Woke up kinda late today - did my sports & politics blogs, then went over to our cousin's house where Kait used to live and is in the process of getting the very last of her possessions out, and got the Christmas tree out of the basement. This, by the way, is one year where I can not wait to put the Christmas tree up. You may have read my earlier entry where I mused about not having a place I feel is really "home" right now. I think I'll be a lot further along that trail with respect to this apartment once I've put up a Christmas tree here. Call it hokey, but it's true.

Dinner was jambalaya, with chourico because they don't have andouille up here, at least not at our supermarket. Despite the sausage discrepancy the meal was a success - in fact, I thought the chourico was quite decent. Not andouille, but quite decent. And Scrubs, of course; great stuff, as always.

Then it was off to work...


ESPN.com has a particularly good football analyst by the name of Gregg Easterbrook who writes on all manner of subjects (he is a regular writer for The New Republic). Lately he has been throwing into his column information supporting the argument of his new book The Progress Paradox, which is that people who spend more time enjoing life and less time trying to get ahead are happier. It seems obvious, when you think about it, but so many people spend so much time clawing their way to the top (but such a minute percentage of us will ever get to the top, or anywhere near the top, that it is a lifetime struggle of futility for nearly all who undergo it), that even the obvious wisdom of the idea has trouble talking root.

But it is true. Money can not buy happiness, and the struggle for money can, in fact, make one unhappy - creating the exact opposite effect you were going for.

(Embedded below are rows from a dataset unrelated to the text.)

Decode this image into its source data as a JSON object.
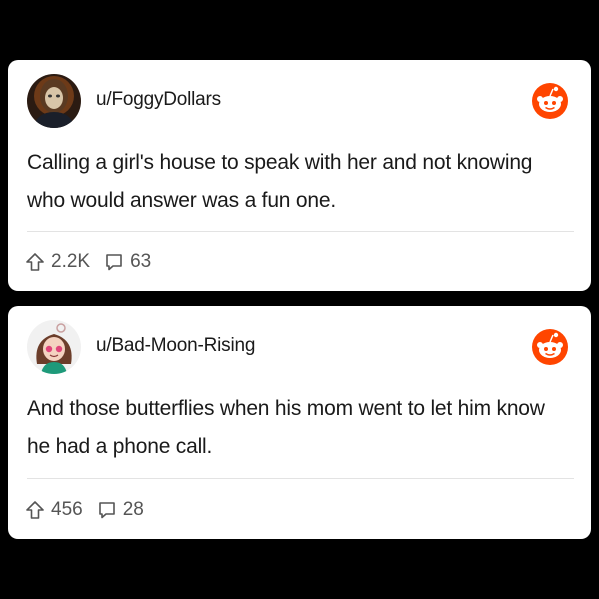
{
  "posts": [
    {
      "username": "u/FoggyDollars",
      "text": "Calling a girl's house to speak with her and not knowing who would answer was a fun one.",
      "upvotes": "2.2K",
      "comments": "63",
      "avatar_icon": "masked-figure-avatar"
    },
    {
      "username": "u/Bad-Moon-Rising",
      "text": "And those butterflies when his mom went to let him know he had a phone call.",
      "upvotes": "456",
      "comments": "28",
      "avatar_icon": "cartoon-girl-avatar"
    }
  ],
  "colors": {
    "background": "#000000",
    "card": "#ffffff",
    "reddit_orange": "#ff4500",
    "text": "#1a1a1a",
    "meta": "#555555"
  }
}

And if it ever could make you happy, boy, now is the time. We live in what will forever be known as the Golden Age of Consumption. We have it all - Ipods, high speed internet, XBox 360, gigantic-assed trucks, SkiDoos, cell phones that play our favorite songs when our friends call us and can take pictures and in some cases shoot video, little fucking things we can stick on our dashboards and ask it to give us directions to the nearest Cambodian restauarant...(and if you can't afford all that shit, well, you don't need to be able to! Just sign over your soul there and we'll give you this credit card. Of course, you'll immediately use it to buy everything you can't really afford, always telling yourself, "I'll pay it off, someday." How, that's how we make all our money - hounding these people for 100 bucks a month for the rest of their lives!)

Think about going back a mere decade and telling yourself about all the great shit that was in store for, well, you. The past you would go nuts, thinking about how great life was going to be.

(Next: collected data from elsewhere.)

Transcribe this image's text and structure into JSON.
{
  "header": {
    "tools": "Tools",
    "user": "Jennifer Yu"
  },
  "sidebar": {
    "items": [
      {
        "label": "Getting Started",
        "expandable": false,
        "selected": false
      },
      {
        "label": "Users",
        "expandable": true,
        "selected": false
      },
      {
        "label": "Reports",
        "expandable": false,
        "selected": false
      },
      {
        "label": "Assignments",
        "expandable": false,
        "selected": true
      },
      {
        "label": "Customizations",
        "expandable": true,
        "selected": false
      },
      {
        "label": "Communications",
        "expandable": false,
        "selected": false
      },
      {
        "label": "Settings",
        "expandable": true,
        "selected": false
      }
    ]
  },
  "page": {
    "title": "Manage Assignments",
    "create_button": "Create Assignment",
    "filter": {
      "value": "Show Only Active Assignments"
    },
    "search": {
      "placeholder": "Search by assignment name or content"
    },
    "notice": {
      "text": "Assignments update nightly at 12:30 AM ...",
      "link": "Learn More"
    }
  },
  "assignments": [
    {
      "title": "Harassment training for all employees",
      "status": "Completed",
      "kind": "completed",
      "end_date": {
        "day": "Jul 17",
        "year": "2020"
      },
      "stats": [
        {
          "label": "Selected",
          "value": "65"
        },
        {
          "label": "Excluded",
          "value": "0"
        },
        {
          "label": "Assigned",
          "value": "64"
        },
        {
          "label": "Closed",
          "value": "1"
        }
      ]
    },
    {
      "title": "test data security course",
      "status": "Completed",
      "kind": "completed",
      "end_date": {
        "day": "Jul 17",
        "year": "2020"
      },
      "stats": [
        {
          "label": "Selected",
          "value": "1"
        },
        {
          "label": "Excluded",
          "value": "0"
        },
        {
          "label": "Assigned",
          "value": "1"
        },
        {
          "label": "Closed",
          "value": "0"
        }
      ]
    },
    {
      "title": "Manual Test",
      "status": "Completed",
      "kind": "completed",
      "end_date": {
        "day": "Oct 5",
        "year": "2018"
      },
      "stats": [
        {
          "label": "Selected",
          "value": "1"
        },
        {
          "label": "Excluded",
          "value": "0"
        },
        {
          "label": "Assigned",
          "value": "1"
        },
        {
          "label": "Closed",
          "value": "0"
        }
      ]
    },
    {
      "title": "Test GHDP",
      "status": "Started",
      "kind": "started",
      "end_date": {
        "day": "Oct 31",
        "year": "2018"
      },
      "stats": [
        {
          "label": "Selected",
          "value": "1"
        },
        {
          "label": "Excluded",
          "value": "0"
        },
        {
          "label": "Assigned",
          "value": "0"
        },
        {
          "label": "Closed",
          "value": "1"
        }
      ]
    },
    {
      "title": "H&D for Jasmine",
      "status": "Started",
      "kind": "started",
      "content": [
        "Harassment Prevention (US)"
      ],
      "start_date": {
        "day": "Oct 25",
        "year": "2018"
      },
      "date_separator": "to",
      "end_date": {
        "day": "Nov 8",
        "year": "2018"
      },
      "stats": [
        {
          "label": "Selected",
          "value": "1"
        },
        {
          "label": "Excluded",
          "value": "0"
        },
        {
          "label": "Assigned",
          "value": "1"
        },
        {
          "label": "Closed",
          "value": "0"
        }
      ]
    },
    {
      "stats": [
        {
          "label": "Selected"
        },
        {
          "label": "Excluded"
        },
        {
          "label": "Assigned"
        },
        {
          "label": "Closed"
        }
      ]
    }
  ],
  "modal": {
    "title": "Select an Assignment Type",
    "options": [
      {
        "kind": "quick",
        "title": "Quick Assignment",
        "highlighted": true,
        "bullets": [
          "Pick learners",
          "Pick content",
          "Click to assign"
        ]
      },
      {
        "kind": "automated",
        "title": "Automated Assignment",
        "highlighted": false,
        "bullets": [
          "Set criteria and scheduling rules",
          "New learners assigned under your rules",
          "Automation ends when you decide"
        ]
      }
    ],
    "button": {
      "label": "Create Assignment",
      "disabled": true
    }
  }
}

Well, it's like that now. And is all of that stuff making you happy? I mean, really happy? Do you go to bed at night thinking, man, life really is great!

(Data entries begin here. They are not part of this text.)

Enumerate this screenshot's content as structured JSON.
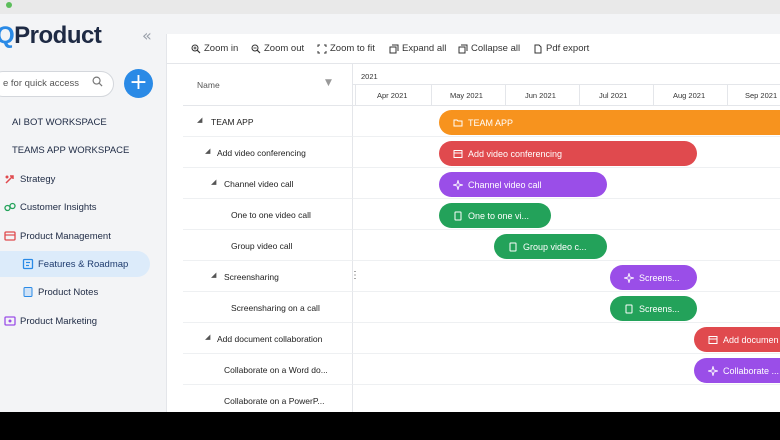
{
  "app": {
    "logo_letter": "Q",
    "logo_text": "Product",
    "collapse_glyph": "«",
    "search": {
      "placeholder": "e for quick access"
    },
    "add_glyph": "+",
    "colors": {
      "brand_blue": "#2a8ae6",
      "orange": "#f7931e",
      "red": "#e04a4e",
      "purple": "#9a4ee8",
      "green": "#23a25a",
      "active_nav_bg": "#dcebfa"
    }
  },
  "sidebar": {
    "items": [
      {
        "label": "AI BOT WORKSPACE",
        "icon": "workspace-icon"
      },
      {
        "label": "TEAMS APP WORKSPACE",
        "icon": "workspace-icon"
      },
      {
        "label": "Strategy",
        "icon": "strategy-icon"
      },
      {
        "label": "Customer Insights",
        "icon": "insights-icon"
      },
      {
        "label": "Product Management",
        "icon": "product-management-icon"
      },
      {
        "label": "Features & Roadmap",
        "icon": "roadmap-icon",
        "active": true
      },
      {
        "label": "Product Notes",
        "icon": "notes-icon"
      },
      {
        "label": "Product Marketing",
        "icon": "marketing-icon"
      }
    ]
  },
  "toolbar": {
    "zoom_in": "Zoom in",
    "zoom_out": "Zoom out",
    "zoom_fit": "Zoom to fit",
    "expand_all": "Expand all",
    "collapse_all": "Collapse all",
    "pdf_export": "Pdf export"
  },
  "grid": {
    "header": "Name",
    "sort_glyph": "▼",
    "expand_glyph": "◢",
    "rows": [
      {
        "label": "TEAM APP"
      },
      {
        "label": "Add video conferencing"
      },
      {
        "label": "Channel video call"
      },
      {
        "label": "One to one video call"
      },
      {
        "label": "Group video call"
      },
      {
        "label": "Screensharing"
      },
      {
        "label": "Screensharing on a call"
      },
      {
        "label": "Add document collaboration"
      },
      {
        "label": "Collaborate on a Word do..."
      },
      {
        "label": "Collaborate on a PowerP..."
      }
    ]
  },
  "timeline": {
    "year": "2021",
    "months": [
      "Apr 2021",
      "May 2021",
      "Jun 2021",
      "Jul 2021",
      "Aug 2021",
      "Sep 2021"
    ],
    "splitter_glyph": "⋮",
    "bars": [
      {
        "label": "TEAM APP",
        "color": "#f7931e",
        "icon": "folder-icon"
      },
      {
        "label": "Add video conferencing",
        "color": "#e04a4e",
        "icon": "feature-icon"
      },
      {
        "label": "Channel video call",
        "color": "#9a4ee8",
        "icon": "epic-icon"
      },
      {
        "label": "One to one vi...",
        "color": "#23a25a",
        "icon": "story-icon"
      },
      {
        "label": "Group video c...",
        "color": "#23a25a",
        "icon": "story-icon"
      },
      {
        "label": "Screens...",
        "color": "#9a4ee8",
        "icon": "epic-icon"
      },
      {
        "label": "Screens...",
        "color": "#23a25a",
        "icon": "story-icon"
      },
      {
        "label": "Add documen",
        "color": "#e04a4e",
        "icon": "feature-icon"
      },
      {
        "label": "Collaborate ...",
        "color": "#9a4ee8",
        "icon": "epic-icon"
      }
    ]
  }
}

I'm not sure you do. I think, if you did, you woudn't be so ready to go to war at the drop of a hat (of course, I don't mean actually going to war - most of you hawks have no plans nor ever had any plans of volunteering to go over there yourself. Most of you were kind enough to volunteer to fight "the war on the home front", as it were). But trust me, life is that good. It's great, in fact.

You just have to slow down and realize that.